Hint: Consider the two particles of the same velocity. Calculate the relative velocity between the particles, by substituting the velocity as the same. Integrate itself with respect to the direction of the movement of the particles to find the relative velocity. Compare the relative velocity with respect to that of the velocity of the individual particles.

Formula used:
The trigonometric formula is given by
$\cos \left( {180 - \theta } \right) = {\sin ^2}\dfrac{\theta }{2}$
Where the $\theta $ is the angle between the particles.

Complete step by step solution:
It is given that the system is with many particles that moves in any direction with the velocity $v$ . So let us consider that the $P\,$ and $Q$ are the two particles in the system that possess the relative velocity of ${\vec v_p}$ and ${\vec v_q}$ respectively. Since the velocity of the particles in the system are same,
${\vec v_p} = {\vec v_q} = v$ ……………………..(1)
The relative velocity between the two particles is calculated as follows.
${\vec v_{qp}} = {\vec v_q} + {\vec v_p}$
To remove the vector sign on both sides, the modulus of the equations are taken.
$\left| {{{\vec v}_{qp}}} \right| = \left| {{{\vec v}_q} + {{\vec v}_p}} \right|$
$
  {v_{qp}} = \sqrt {{{\left( {{v_q} + {v_p}} \right)}^2}} \\
\Rightarrow {v_{qp}} = v_p^2 + v_q^2 + 2{v_p}{v_q}\cos \left( {180 - A} \right) \\
 $
Substituting the equation (1) in the above step, we get
$\Rightarrow {v_{qp}} = {v^2} + {v^2} + 2{v^2}{\sin ^2}\dfrac{A}{2}$
By further simplification, we get
$\Rightarrow {v_{qp}} = 2u\sin \dfrac{A}{2}$ ……………………..(2)
Since the velocity of the particle in the system is distributed randomly, the direction of it may vary from $0$ to $2\pi $.
Integrating the equation (2),
$
\Rightarrow {v_{qp}} = \int\limits_0^{2\pi } {2v\sin \dfrac{A}{2}} \\
\Rightarrow \dfrac{{ - 4v\left( {\cos \pi - \cos 0} \right)}}{{2\pi }} \\
 $
By further simplification, we get
$\Rightarrow {v_{qp}} = \dfrac{{4v}}{\pi } = 1.27v$
$\Rightarrow 1.27v > v$

Hence the relative velocity between the particles in the system is greater than $v$.

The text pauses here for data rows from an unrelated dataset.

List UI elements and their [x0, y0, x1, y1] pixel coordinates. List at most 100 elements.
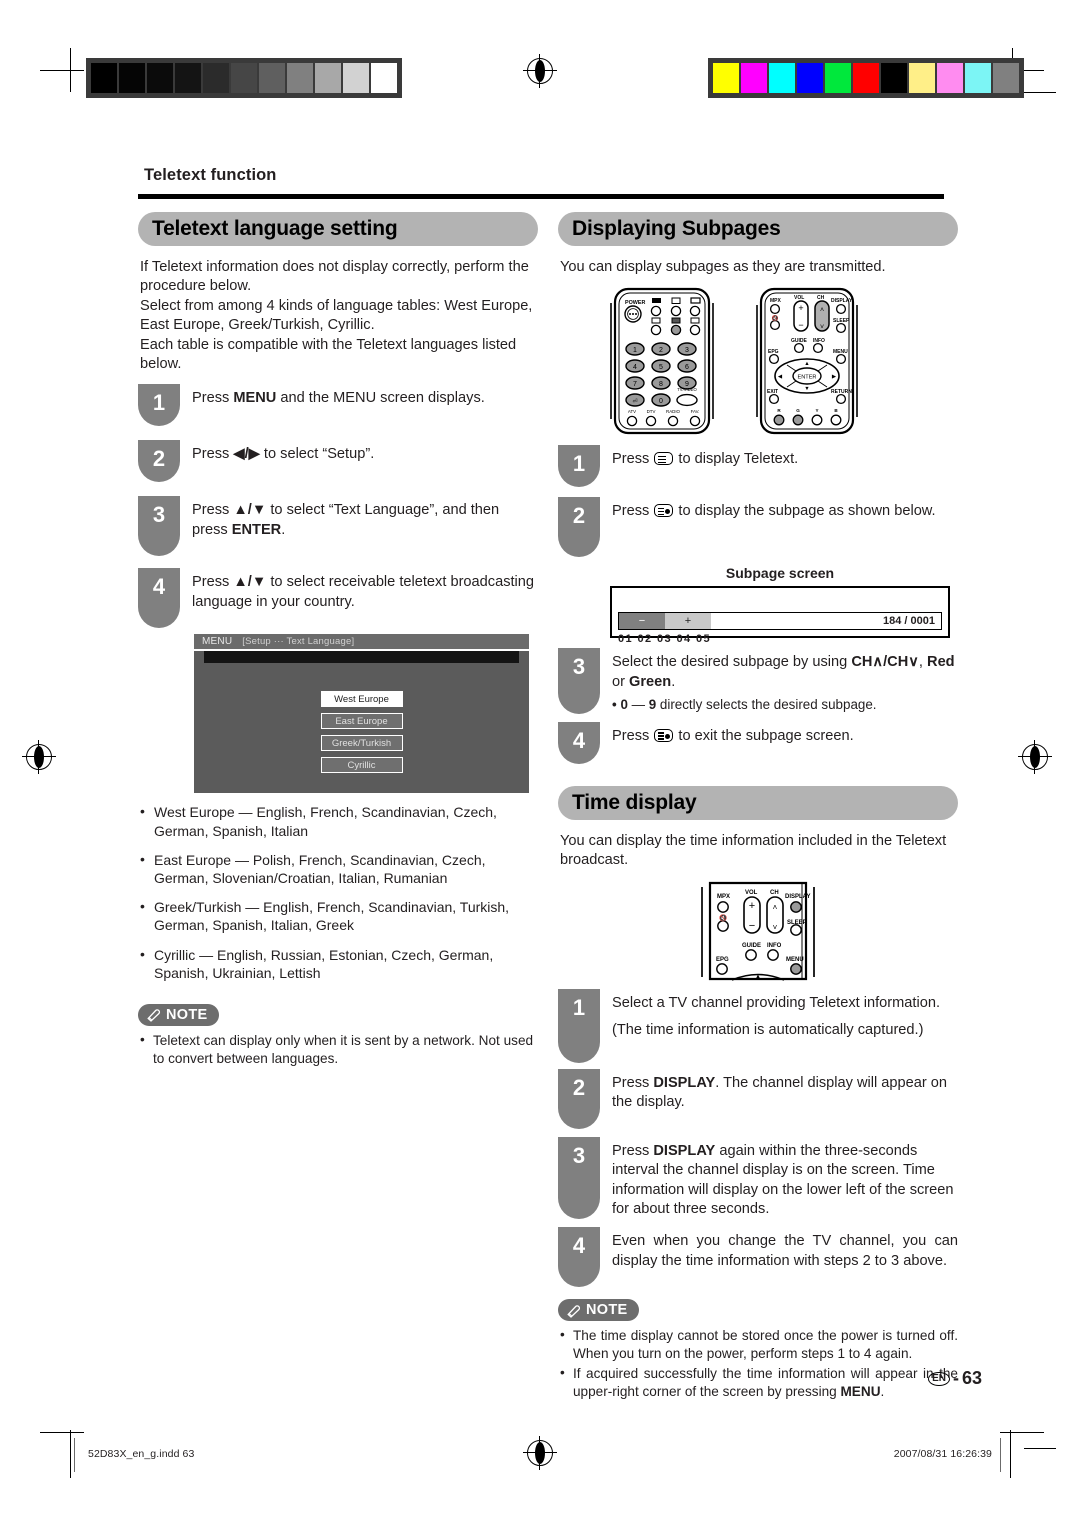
svg-text:VOL: VOL — [745, 890, 758, 896]
calibration-swatch — [713, 63, 739, 93]
section-heading-teletext-language: Teletext language setting — [138, 212, 538, 246]
page-number-separator: - — [952, 1368, 959, 1388]
svg-text:6: 6 — [685, 364, 689, 371]
step-text-part: . — [281, 521, 286, 538]
digit-from: 0 — [620, 697, 628, 713]
step-row: 1 Press to display Teletext. — [558, 445, 958, 488]
step-row: 4 Even when you change the TV channel, y… — [558, 1227, 958, 1288]
step-text-part: or — [612, 673, 630, 690]
remote-illustration-pair: POWER 1 2 3 4 5 6 7 8 9 ⏎ 0 TV/VIDEO ATV… — [603, 287, 958, 435]
svg-text:G: G — [796, 408, 800, 413]
intro-paragraph: You can display subpages as they are tra… — [560, 259, 886, 275]
svg-text:−: − — [749, 920, 755, 932]
step-text-part: Select a TV channel providing Teletext i… — [612, 994, 941, 1011]
svg-text:˅: ˅ — [820, 324, 824, 331]
step-text-part: to exit the subpage screen. — [674, 728, 854, 745]
step-text: Press to exit the subpage screen. — [612, 722, 958, 764]
manual-page: Teletext function Teletext language sett… — [0, 0, 1080, 1528]
note-item: The time display cannot be stored once t… — [558, 1326, 958, 1362]
crop-mark-bl-h — [40, 1432, 84, 1433]
note-item-text: If acquired successfully the time inform… — [573, 1365, 958, 1399]
step-row: 2 Press to display the subpage as shown … — [558, 497, 958, 558]
step-text: Even when you change the TV channel, you… — [612, 1233, 958, 1269]
step-row: 1 Press MENU and the MENU screen display… — [138, 384, 538, 427]
calibration-swatch — [797, 63, 823, 93]
note-item: If acquired successfully the time inform… — [558, 1364, 958, 1400]
svg-text:TV/VIDEO: TV/VIDEO — [677, 387, 697, 392]
svg-text:1: 1 — [633, 347, 637, 354]
note-item-list: The time display cannot be stored once t… — [558, 1326, 958, 1400]
tv-menu-titlebar: MENU [Setup ··· Text Language] — [194, 634, 529, 650]
step-badge: 3 — [558, 648, 600, 715]
left-column: Teletext language setting If Teletext in… — [138, 212, 538, 1069]
step-text: Press ▲/▼ to select “Text Language”, and… — [192, 496, 538, 556]
tv-menu-option-list: West Europe East Europe Greek/Turkish Cyril… — [194, 691, 529, 774]
step-text: Press to display Teletext. — [612, 445, 958, 487]
red-key-label: Red — [927, 654, 955, 671]
step-row: 2 Press ◀/▶ to select “Setup”. — [138, 440, 538, 483]
svg-text:MPX: MPX — [717, 894, 730, 900]
step-badge: 2 — [558, 497, 600, 558]
svg-text:˅: ˅ — [773, 923, 778, 932]
step-row: 4 Press to exit the subpage screen. — [558, 722, 958, 765]
subpage-plus-button[interactable]: + — [665, 613, 711, 630]
calibration-swatch — [937, 63, 963, 93]
remote-control-numeric-illustration: POWER 1 2 3 4 5 6 7 8 9 ⏎ 0 TV/VIDEO ATV… — [610, 288, 714, 435]
tv-menu-option[interactable]: Greek/Turkish — [320, 735, 403, 752]
step-text-part: to select “Setup”. — [259, 446, 375, 463]
svg-text:EXIT: EXIT — [767, 389, 778, 395]
calibration-swatch — [287, 63, 313, 93]
step-text: Press ▲/▼ to select receivable teletext … — [192, 568, 538, 628]
running-head: Teletext function — [144, 166, 277, 184]
subpage-screen-title: Subpage screen — [725, 565, 835, 582]
svg-text:EPG: EPG — [716, 957, 729, 963]
tv-menu-option[interactable]: West Europe — [320, 691, 403, 708]
subpage-toolbar: − + 184 / 0001 — [618, 612, 942, 631]
teletext-icon — [654, 452, 674, 466]
registration-target-right — [1018, 740, 1052, 774]
tv-menu-option[interactable]: East Europe — [320, 713, 403, 730]
step-row: 3 Select the desired subpage by using CH… — [558, 648, 958, 715]
step-text-part: Press — [192, 446, 234, 463]
svg-text:ATV: ATV — [628, 409, 636, 414]
note-badge: NOTE — [558, 1299, 640, 1322]
language-table-item: Greek/Turkish — English, French, Scandin… — [138, 897, 538, 934]
subpage-minus-button[interactable]: − — [619, 613, 665, 630]
tv-menu-breadcrumb: [Setup ··· Text Language] — [242, 636, 355, 648]
svg-text:🔇: 🔇 — [719, 914, 727, 922]
registration-target-top — [523, 54, 557, 88]
tv-menu-option[interactable]: Cyrillic — [320, 757, 403, 774]
step-text-part: to display Teletext. — [674, 451, 799, 468]
step-text-part: . — [671, 673, 676, 690]
step-text-part: Press — [192, 390, 234, 407]
calibration-swatch — [909, 63, 935, 93]
step-keyword: MENU — [233, 390, 277, 407]
footer-filename: 52D83X_en_g.indd 63 — [88, 1448, 195, 1460]
svg-text:2: 2 — [659, 347, 663, 354]
calibration-swatch — [147, 63, 173, 93]
step-badge: 3 — [138, 496, 180, 557]
footer-rule-right — [1000, 1438, 1001, 1472]
svg-text:˄: ˄ — [820, 307, 824, 314]
crop-mark-tl-h — [40, 70, 84, 71]
calibration-swatch — [741, 63, 767, 93]
svg-text:▲: ▲ — [804, 361, 809, 367]
arrow-left-right-icon: ◀/▶ — [233, 446, 260, 463]
svg-text:7: 7 — [633, 381, 637, 388]
step-text-part: Press — [192, 502, 234, 519]
svg-text:Y: Y — [815, 408, 818, 413]
intro-paragraph: If Teletext information does not display… — [140, 259, 533, 373]
svg-text:INFO: INFO — [767, 943, 782, 949]
note-label: NOTE — [166, 1006, 208, 1023]
remote-control-display-illustration: MPX VOL CH DISPLAY SLEEP GUIDE INFO EPG … — [701, 881, 815, 981]
subpage-icon — [654, 504, 674, 518]
step-row: 2 Press DISPLAY. The channel display wil… — [558, 1068, 958, 1129]
crop-mark-br-h2 — [1024, 1448, 1056, 1449]
step-text-part: , — [918, 654, 928, 671]
menu-key-label: MENU — [840, 1383, 881, 1399]
crop-mark-br-v — [1010, 1430, 1011, 1478]
footer-timestamp: 2007/08/31 16:26:39 — [893, 1448, 992, 1460]
note-item: Teletext can display only when it is sen… — [138, 1031, 538, 1067]
calibration-swatch — [231, 63, 257, 93]
svg-text:CH: CH — [817, 295, 825, 301]
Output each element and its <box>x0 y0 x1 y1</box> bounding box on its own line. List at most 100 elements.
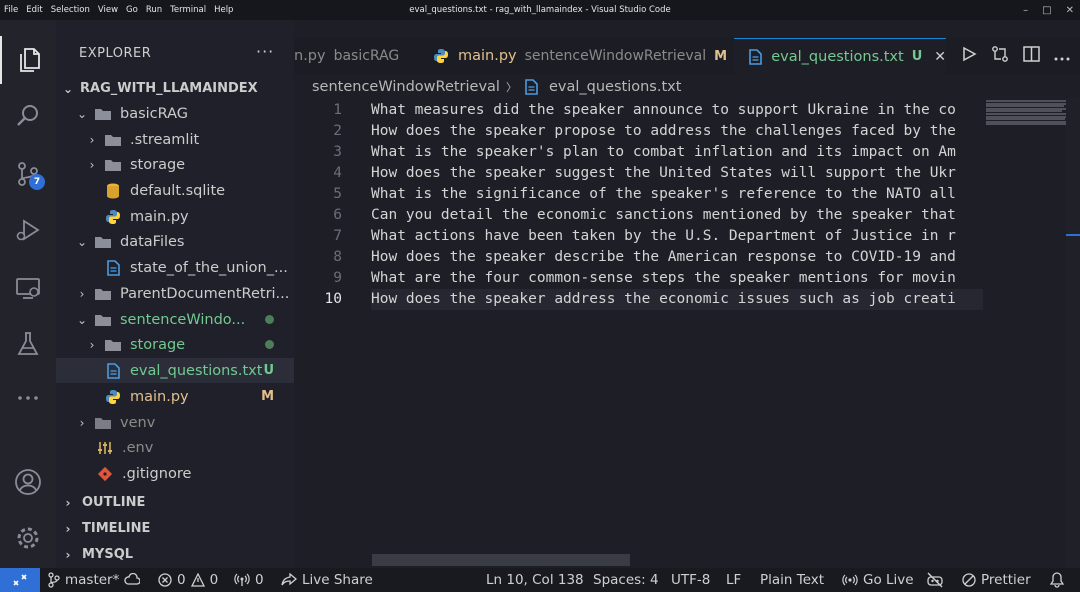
workspace-root[interactable]: ⌄ RAG_WITH_LLAMAINDEX <box>56 76 294 101</box>
menu-run[interactable]: Run <box>146 5 162 15</box>
code-line[interactable]: What actions have been taken by the U.S.… <box>371 226 983 247</box>
menu-go[interactable]: Go <box>126 5 138 15</box>
source-control-icon[interactable] <box>0 150 56 198</box>
code-line[interactable]: What are the four common-sense steps the… <box>371 268 983 289</box>
line-number: 4 <box>333 165 342 181</box>
menu-help[interactable]: Help <box>214 5 233 15</box>
tree-file-state-of-the-union[interactable]: state_of_the_union_... <box>56 255 294 280</box>
tab-eval-questions[interactable]: eval_questions.txt U ✕ <box>734 38 946 74</box>
sync-cloud-icon <box>124 573 141 585</box>
explorer-more-actions-icon[interactable]: ··· <box>256 42 274 61</box>
git-untracked-decoration: U <box>263 363 274 378</box>
menu-view[interactable]: View <box>98 5 118 15</box>
tree-file-main-py-2[interactable]: main.py M <box>56 384 294 409</box>
menu-selection[interactable]: Selection <box>51 5 90 15</box>
vertical-scrollbar[interactable] <box>1066 98 1080 568</box>
more-views-icon[interactable] <box>0 374 56 422</box>
problems-status[interactable]: 0 0 <box>158 568 218 592</box>
breadcrumb: sentenceWindowRetrieval 〉 eval_questions… <box>312 76 681 98</box>
code-line[interactable]: What measures did the speaker announce t… <box>371 100 983 121</box>
section-mysql[interactable]: › MYSQL <box>56 542 294 567</box>
prettier-status[interactable]: Prettier <box>962 568 1031 592</box>
settings-gear-icon[interactable] <box>0 514 56 562</box>
python-icon <box>104 209 122 225</box>
menu-terminal[interactable]: Terminal <box>170 5 206 15</box>
tab-basicrag-main-py[interactable]: n.py basicRAG <box>294 38 414 74</box>
code-line[interactable]: What is the significance of the speaker'… <box>371 184 983 205</box>
code-area[interactable]: What measures did the speaker announce t… <box>371 100 983 310</box>
run-file-icon[interactable] <box>961 46 977 66</box>
eol-status[interactable]: LF <box>726 568 741 592</box>
cursor-position-status[interactable]: Ln 10, Col 138 <box>486 568 584 592</box>
run-debug-icon[interactable] <box>0 206 56 254</box>
text-editor[interactable]: 1 2 3 4 5 6 7 8 9 10 What measures did t… <box>294 98 1080 568</box>
breadcrumb-file[interactable]: eval_questions.txt <box>549 79 681 95</box>
close-tab-icon[interactable]: ✕ <box>934 49 946 65</box>
live-share-status[interactable]: Live Share <box>281 568 373 592</box>
prettier-icon <box>962 573 976 587</box>
tree-folder-storage-2[interactable]: › storage <box>56 332 294 357</box>
tree-folder-storage[interactable]: › storage <box>56 152 294 177</box>
search-icon[interactable] <box>0 92 56 140</box>
folder-open-icon <box>94 106 112 122</box>
branch-status[interactable]: master* <box>48 568 141 592</box>
folder-open-icon <box>94 312 112 328</box>
menu-edit[interactable]: Edit <box>26 5 42 15</box>
section-timeline[interactable]: › TIMELINE <box>56 516 294 541</box>
go-live-status[interactable]: Go Live <box>842 568 914 592</box>
title-bar: File Edit Selection View Go Run Terminal… <box>0 0 1080 20</box>
line-number: 9 <box>333 270 342 286</box>
tree-folder-streamlit[interactable]: › .streamlit <box>56 127 294 152</box>
tree-folder-parentdocumentretrieval[interactable]: › ParentDocumentRetri... <box>56 281 294 306</box>
testing-flask-icon[interactable] <box>0 320 56 368</box>
split-editor-icon[interactable] <box>1023 46 1040 66</box>
tab-sentencewindow-main-py[interactable]: main.py sentenceWindowRetrieval M <box>426 38 732 74</box>
chevron-right-icon: › <box>79 286 85 301</box>
horizontal-scrollbar[interactable] <box>372 554 630 566</box>
copilot-disabled-icon[interactable] <box>926 568 944 592</box>
code-line-current[interactable]: How does the speaker address the economi… <box>371 289 983 310</box>
code-line[interactable]: How does the speaker propose to address … <box>371 121 983 142</box>
tree-file-gitignore[interactable]: .gitignore <box>56 461 294 486</box>
encoding-status[interactable]: UTF-8 <box>671 568 710 592</box>
section-outline[interactable]: › OUTLINE <box>56 490 294 515</box>
notifications-bell-icon[interactable] <box>1050 568 1064 592</box>
maximize-button[interactable]: □ <box>1042 5 1051 16</box>
accounts-icon[interactable] <box>0 458 56 506</box>
code-line[interactable]: How does the speaker suggest the United … <box>371 163 983 184</box>
explorer-icon[interactable] <box>0 36 56 84</box>
branch-icon <box>48 572 60 588</box>
ports-status[interactable]: 0 <box>234 568 264 592</box>
remote-indicator-icon[interactable] <box>0 568 40 592</box>
tree-file-env[interactable]: .env <box>56 435 294 460</box>
tree-folder-datafiles[interactable]: ⌄ dataFiles <box>56 229 294 254</box>
more-actions-icon[interactable] <box>1054 47 1070 66</box>
tree-folder-venv[interactable]: › venv <box>56 410 294 435</box>
text-file-icon <box>104 259 122 276</box>
chevron-down-icon: ⌄ <box>76 234 88 249</box>
error-icon <box>158 573 172 587</box>
language-mode-status[interactable]: Plain Text <box>760 568 824 592</box>
minimize-button[interactable]: – <box>1023 5 1028 16</box>
compare-changes-icon[interactable] <box>991 45 1009 67</box>
warning-icon <box>190 573 205 587</box>
close-window-button[interactable]: ✕ <box>1066 5 1074 16</box>
line-number: 2 <box>333 123 342 139</box>
minimap[interactable] <box>986 100 1066 126</box>
tree-folder-basicrag[interactable]: ⌄ basicRAG <box>56 101 294 126</box>
explorer-title: EXPLORER <box>79 46 152 61</box>
code-line[interactable]: What is the speaker's plan to combat inf… <box>371 142 983 163</box>
breadcrumb-folder[interactable]: sentenceWindowRetrieval <box>312 79 500 95</box>
code-line[interactable]: Can you detail the economic sanctions me… <box>371 205 983 226</box>
tree-folder-sentencewindowretrieval[interactable]: ⌄ sentenceWindo... <box>56 307 294 332</box>
go-live-icon <box>842 574 858 586</box>
git-icon <box>96 466 114 482</box>
tree-file-main-py[interactable]: main.py <box>56 204 294 229</box>
menu-file[interactable]: File <box>4 5 18 15</box>
tree-file-default-sqlite[interactable]: default.sqlite <box>56 178 294 203</box>
remote-explorer-icon[interactable] <box>0 264 56 312</box>
folder-icon <box>104 157 122 173</box>
tree-file-eval-questions[interactable]: eval_questions.txt U <box>56 358 294 383</box>
indentation-status[interactable]: Spaces: 4 <box>593 568 659 592</box>
code-line[interactable]: How does the speaker describe the Americ… <box>371 247 983 268</box>
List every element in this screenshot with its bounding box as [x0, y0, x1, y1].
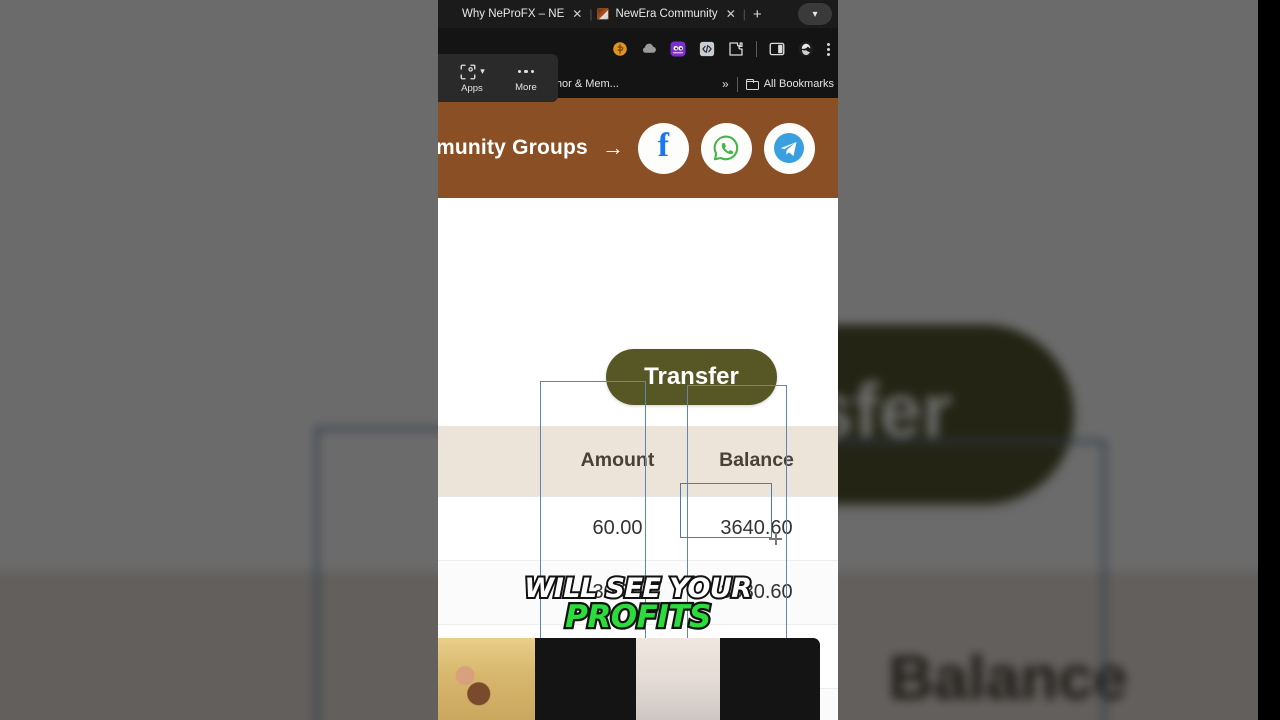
side-panel-icon[interactable]	[768, 40, 786, 58]
facebook-link[interactable]: f	[637, 122, 689, 174]
cell-balance[interactable]: 3640.60	[675, 496, 838, 561]
cloud-extension-icon[interactable]	[640, 40, 658, 58]
toolbar-divider	[756, 41, 757, 57]
telegram-icon	[774, 133, 805, 163]
photo-room-thumbnail	[636, 638, 720, 720]
tab-favicon-icon	[444, 8, 456, 20]
more-label: More	[515, 81, 537, 93]
bookmarks-overflow-icon[interactable]: »	[722, 77, 729, 91]
foreground-capture: Why NeProFX – NE ✕ | NewEra Community ✕ …	[438, 0, 838, 720]
column-header-blank[interactable]	[438, 426, 560, 497]
community-groups-banner: munity Groups → f	[438, 98, 838, 198]
tab-why-neprofx[interactable]: Why NeProFX – NE ✕	[440, 1, 588, 27]
video-caption: WILL SEE YOUR PROFITS	[438, 573, 838, 636]
black-filler	[720, 638, 820, 720]
all-bookmarks-label: All Bookmarks	[763, 78, 834, 90]
toolbar-extension-icons	[611, 28, 834, 70]
new-tab-button[interactable]: +	[747, 6, 768, 23]
right-black-bar	[1258, 0, 1280, 720]
apps-grid-icon	[460, 64, 476, 79]
whatsapp-link[interactable]	[700, 122, 752, 174]
apps-label: Apps	[461, 82, 483, 94]
close-icon[interactable]: ✕	[570, 7, 584, 21]
all-bookmarks-button[interactable]: All Bookmarks	[745, 78, 834, 90]
chevron-down-icon[interactable]: ▾	[798, 3, 832, 25]
more-button[interactable]: More	[515, 64, 537, 93]
cell-amount[interactable]: 60.00	[560, 496, 675, 561]
photo-couple-thumbnail	[438, 638, 535, 720]
code-extension-icon[interactable]	[698, 40, 716, 58]
puzzle-extensions-icon[interactable]	[727, 40, 745, 58]
browser-toolbar: ▾ Apps More	[438, 28, 838, 102]
table-row[interactable]: 60.00 3640.60	[438, 496, 838, 561]
tab-title: NewEra Community	[615, 8, 718, 20]
cell-blank[interactable]	[438, 496, 560, 561]
more-dots-icon	[517, 64, 535, 80]
apps-row: ▾	[459, 63, 485, 81]
arrow-right-icon: →	[601, 135, 624, 160]
page-content: Transfer Amount Balance 60.00 3640.60 30…	[438, 198, 838, 720]
black-filler	[535, 638, 636, 720]
column-header-amount[interactable]: Amount	[560, 426, 675, 497]
ghost-extension-icon[interactable]	[669, 40, 687, 58]
coin-extension-icon[interactable]	[611, 40, 629, 58]
profile-avatar-icon[interactable]	[797, 40, 815, 58]
close-icon[interactable]: ✕	[724, 7, 738, 21]
tab-newera-community[interactable]: NewEra Community ✕	[593, 1, 741, 27]
newera-favicon-icon	[597, 8, 610, 20]
tab-strip: Why NeProFX – NE ✕ | NewEra Community ✕ …	[438, 0, 838, 28]
column-header-balance[interactable]: Balance	[675, 426, 838, 497]
apps-button[interactable]: ▾ Apps	[459, 63, 485, 94]
caption-line-2: PROFITS	[563, 599, 714, 636]
chevron-down-icon[interactable]: ▾	[480, 66, 485, 77]
facebook-icon: f	[657, 127, 670, 164]
table-header-row: Amount Balance	[438, 426, 838, 497]
screenshot-stage: Why NeProFX – NE✕ | NewEra Community✕ |+…	[0, 0, 1280, 720]
table-head: Amount Balance	[438, 426, 838, 497]
folder-icon	[745, 78, 759, 90]
whatsapp-icon	[714, 135, 739, 161]
captured-page: Why NeProFX – NE ✕ | NewEra Community ✕ …	[438, 0, 838, 720]
telegram-link[interactable]	[763, 122, 815, 174]
tab-title: Why NeProFX – NE	[462, 8, 565, 20]
apps-more-panel[interactable]: ▾ Apps More	[438, 54, 558, 102]
bookmarks-divider	[736, 76, 738, 92]
chrome-menu-icon[interactable]	[826, 42, 830, 56]
selection-fill-handle[interactable]	[769, 532, 782, 545]
banner-title: munity Groups	[438, 136, 588, 159]
browser-chrome: Why NeProFX – NE ✕ | NewEra Community ✕ …	[438, 0, 838, 102]
media-thumbnail-strip	[438, 638, 838, 720]
transfer-button[interactable]: Transfer	[606, 349, 777, 405]
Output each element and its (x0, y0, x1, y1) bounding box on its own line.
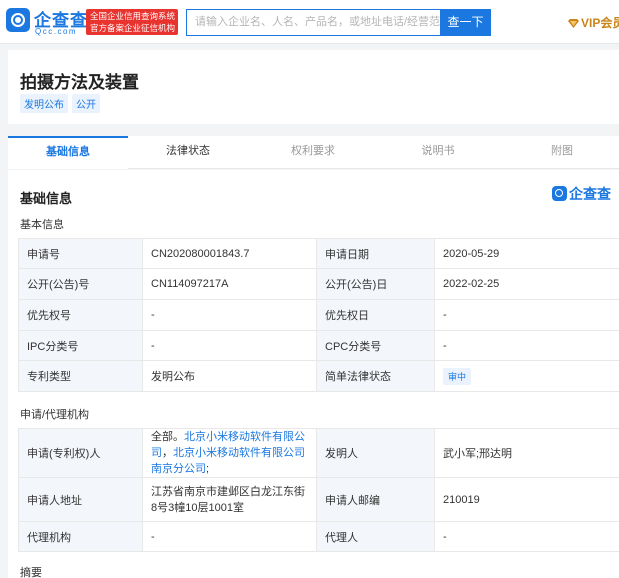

Note: Totally the angles vary from ${0^ \circ }$ to ${360^ \circ }$ , that means $2\pi $ . Since the above question provides the details that the particle moves randomly in any direction, its angle of the movement varies from the ${0^ \circ }$ to $2\pi $ . The term relative velocity is used if both the particles under consideration move and possess the different velocity.